The thesis has the title iAD: Query Optimization in MARS
, and is about building a query optimizer for Fast
's (now a subsidiary of Microsoft
, they bought them) new Enterprise Search solution.
The report itself can be found here: MasterReport.pdf
, and the abstract is included below:
This document is the report for the authors' joint effort in researching and
designing a query optimizer for Fast's next-generation search
platform, known as MARS. The work was done during our
master thesis at the Department of Computer and Information Science at the
Norwegian University of Science and Technology, spring 2009.
MARS does not
currently employ any form of query optimizer, but does have a parser and
a runtime system. The report therefore focuses on the core query optimizing
aspects, like plan generation and optimizer design. First, we give an introduction to
query optimizers and selected problems. Then, we describe previous and ongoing efforts
regarding query optimizers, before shifting focus to our own design and results.

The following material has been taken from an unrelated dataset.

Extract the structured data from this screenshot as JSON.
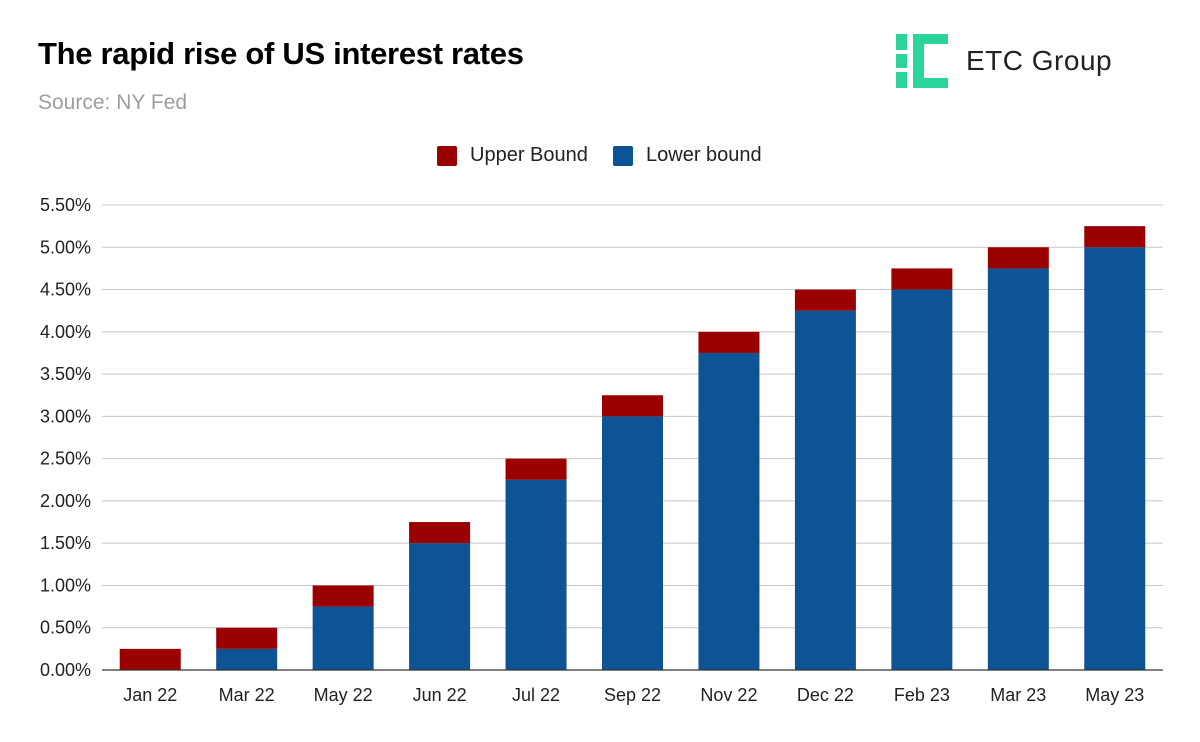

MARS supports DAG-structured query plans for more efficient execution, which means that the
optimizer must do so too. This turned out to be a greater task than what it
might seem like -- since we must use algorithms that greatly differ
from the optimizers we were familiar with. The optimizer also needed to be extensible, including the
ability to deal with future query operators, as well as supporting arbitrary cost models.
During the course of the master's thesis, we have laid out the design of an
optimizer that satisfies these goals. The optimizer is able to recognize common subexpressions and construct
DAGs from non-DAG inputs. Extensibility is solved by loose coupling between optimizer components. Rules are used to model operators,
and the cost model is a separate, customizable component. We have also implemented a prototype that demonstrates that the design actually works.
The optimizer itself is designed as a separate component, not tied up to MARS. We have been able tin inject it into the MARS
query pipeline and run queries end-to-end with optimization enabled, improving query evaluation time. For now, the project depends on MARS assemblies, but reusing it for another engine and algebra is entirely feasible.